P. What type of art are you interested in now?
R. Of all kinds, for example, I love dance. the book The dance of the hands It occurred to me at a MoMa exhibition when I lived in New York about the sixties experimental group Judson Dance Theater.
P. Any tips for visiting a museum with a child?
R. In general, when dealing with a child, be yourself. Express yourself like an adult. Say things like “I don’t know” or “I’m bored.” Sometimes with my children I read bad books and I read them wrong on purpose just to say “how horrible!”
P. And what did you enjoy reading to them?
R. Many French classics, Philippe Corentin, humor books, poetry… reading with them was a real pleasure.
P. What did you learn as an advertising art director in the 1980s?
R. I discovered the ideas. It was a wonderful time for advertising. Everyone was looking for the craziest ideas. But it was hard work, very competitive. Computers were starting and I didn’t see myself growing old there. Then I was so used to working for a client that it took me several years to find the confidence to work for myself.
P. What is the key to your success?
R. I am generous. I work for myself, but I also broadcast a lot. I deal a lot with people, on social networks, in exhibitions, in workshops… And I am in contact with educators, I feel that I work for teachers and librarians not for bookstores. They are the ones who really know children’s books, parents don’t have time or don’t care if a book is recent. With teachers and librarians you can build a relationship. And they always need new books! I avoid literary fairs, I don’t sign autographs. What I’m looking for is to generate experiences.
P. You work closely with the creative director and editor, what is your process like?

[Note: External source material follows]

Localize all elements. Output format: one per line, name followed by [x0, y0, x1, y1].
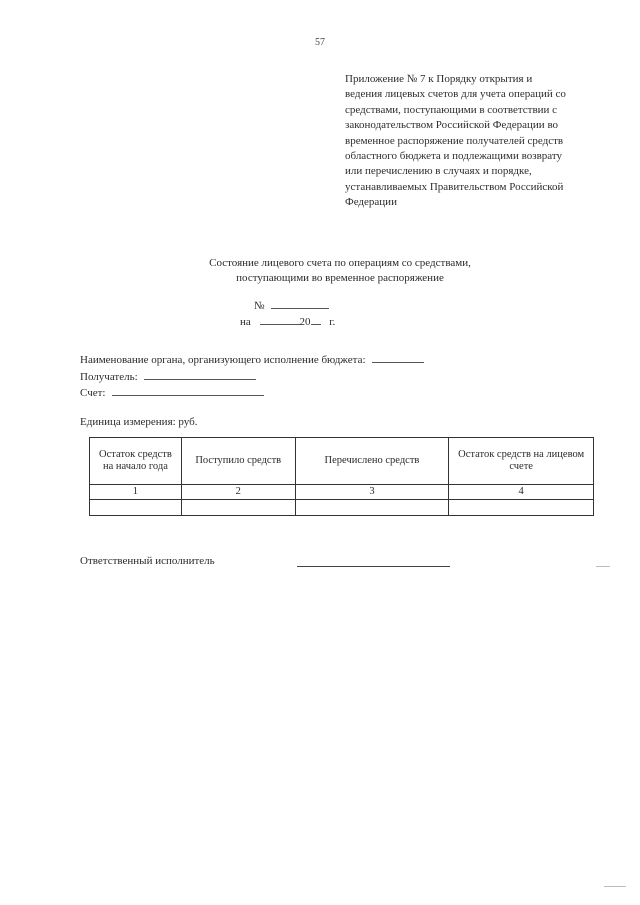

R. I have always had a very close relationship, great friendships with these figures. They are like translators. I have an idea in mind but I’m not sure if it is understood. It is still new, rare, very fragile. I develop and structure it in a notebook, which is now a public space, open to my editor, my art director (with whom I have worked since my first book) and my son Leo. If they catch it, the idea is no longer so fragile. And together we look for the best way to turn it into something communicable. A text that captivates the reader from the beginning and explains how to get to the end, but in its own way, because my books require a lot of creativity on the part of the reader. To read me, you have to play with me, play with your child. They require complicity.
P. Something that makes his books very universal is that they have no morals.
R. It’s what I liked least about children’s books when I started. I don’t know if they’re still the same now, but they were such nerdy messages: the world is wonderful, be good, rainbows…
P. Although they do not express it, their books do have an underlying message.
R. Of course they have it. My only message is: discover by playing.
P. Now children discover the world through screens.
R. Already. I broke down when Trump won. The current ignorance is terrible and that ignorance is legitimized through the screens. And for good reason: culture has become inaccessible and there is this channel to rebel, to say “fuck you.” People have no hope, nor do they know anything, nor do they want to know. And when nothing matters, “fuck you” triumphs. At the same time, for me, social media is fantastic, I get tons of good messages. I interact with my followers, with words, drawings, projects. It is a community with a life of its own, because I am not a guru. But it’s exciting to bring so many people into contact through my work. Because I play a lot and I don’t have a clear message, but it is serious work, what I say is important.